Iqbal Session 4.1 – Culture and Imperialism: Reading Iqbal in War On Terror Times
AbdoolKarim Vakil What is alive and what is dead in Iqbal? How does Iqbal speak to us? How should we read him? Introducing his 1953 translation of Iqbal‟s Rumuz-i Bekhudi the British orientalist A.J. Arberry set the reading of the philosophical poem against the context both of the world historical significance of the formation of Pakistan and, more immediately and urgently, of the Western anxieties awakened by Cairo‟s Black Saturday and its portents of a clash of civilisations.

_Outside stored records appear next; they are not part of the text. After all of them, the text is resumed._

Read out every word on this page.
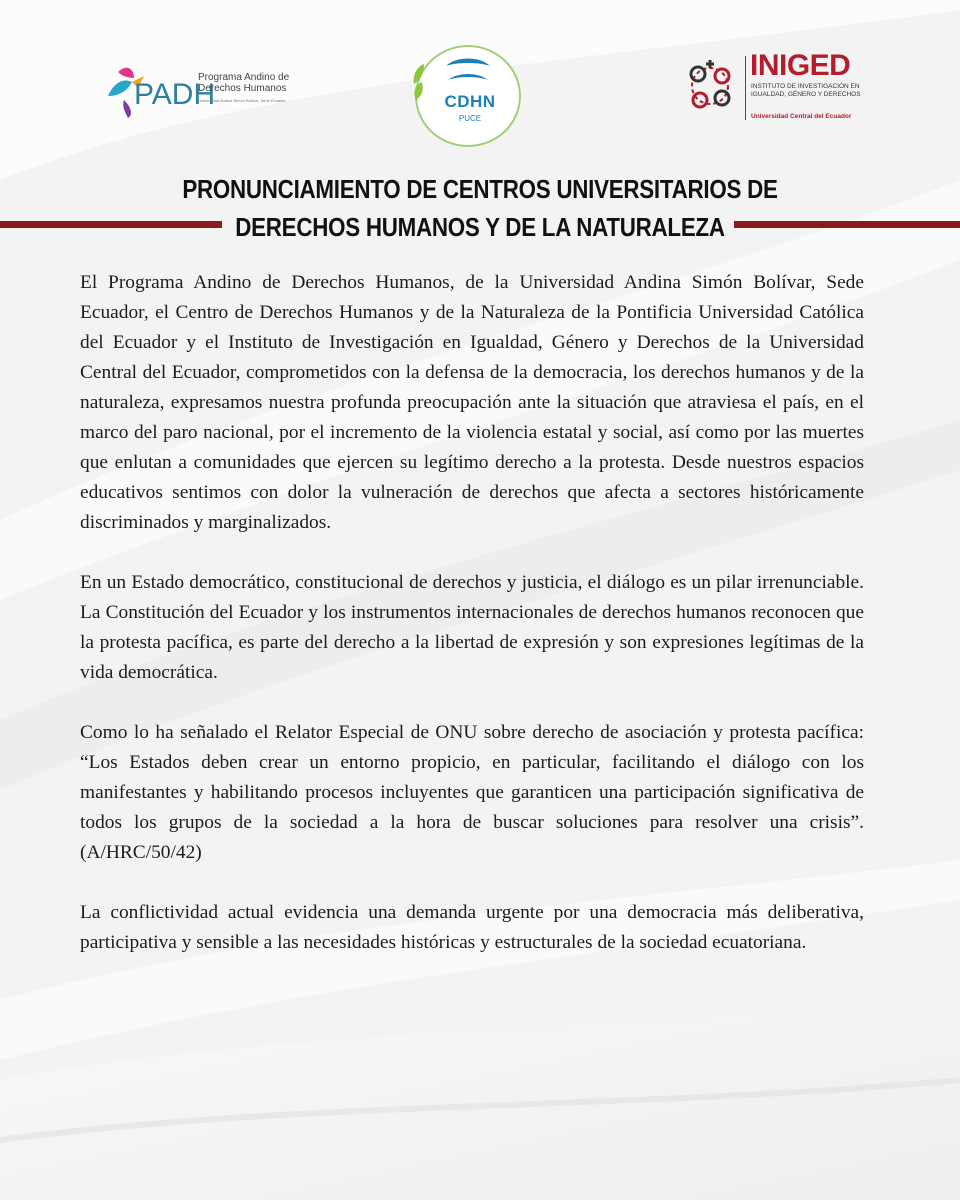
PADH
Programa Andino de Derechos Humanos
Universidad Andina Simón Bolívar, Sede Ecuador	CDHN
PUCE
INIGED
INSTITUTO DE INVESTIGACIÓN EN IGUALDAD, GÉNERO Y DERECHOS
Universidad Central del Ecuador
PRONUNCIAMIENTO DE CENTROS UNIVERSITARIOS DE
DERECHOS HUMANOS Y DE LA NATURALEZA

El Programa Andino de Derechos Humanos, de la Universidad Andina Simón Bolívar, Sede Ecuador, el Centro de Derechos Humanos y de la Naturaleza de la Pontificia Universidad Católica del Ecuador y el Instituto de Investigación en Igualdad, Género y Derechos de la Universidad Central del Ecuador, comprometidos con la defensa de la democracia, los derechos humanos y de la naturaleza, expresamos nuestra profunda preocupación ante la situación que atraviesa el país, en el marco del paro nacional, por el incremento de la violencia estatal y social, así como por las muertes que enlutan a comunidades que ejercen su legítimo derecho a la protesta. Desde nuestros espacios educativos sentimos con dolor la vulneración de derechos que afecta a sectores históricamente discriminados y marginalizados.

En un Estado democrático, constitucional de derechos y justicia, el diálogo es un pilar irrenunciable. La Constitución del Ecuador y los instrumentos internacionales de derechos humanos reconocen que la protesta pacífica, es parte del derecho a la libertad de expresión y son expresiones legítimas de la vida democrática.

Como lo ha señalado el Relator Especial de ONU sobre derecho de asociación y protesta pacífica: “Los Estados deben crear un entorno propicio, en particular, facilitando el diálogo con los manifestantes y habilitando procesos incluyentes que garanticen una participación significativa de todos los grupos de la sociedad a la hora de buscar soluciones para resolver una crisis”. (A/HRC/50/42)

La conflictividad actual evidencia una demanda urgente por una democracia más deliberativa, participativa y sensible a las necesidades históricas y estructurales de la sociedad ecuatoriana.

Similarly, reviewing in 2005 a collection of texts by the symbolic interactionist Herbert Blumer, which included notes of his talk of the 1970s on the concept of Self in Iqbal‟s Asrar and Rumuz, sociologist Dmitri Shalin comments that „alas, Iqbal‟s plea for Muslim reawakening that Blumer endorses has a different ring to it in the post September 11 world‟. Others, such as the philosophers AbdolKarim Soroush, Bashir Diagne and Charles Taylor find in the Iqbal of Reconstruction the reformist thinker and the hermeneutical moves that speak to our times and predicaments. Reading, whether Lolita in Tehran or Iqbal in the Muslim eastWest is a determinedly worldly and sited affair. This intervention approaches the question of reading Iqbal here and now through an exploration of his critiques of Culture and Imperialism.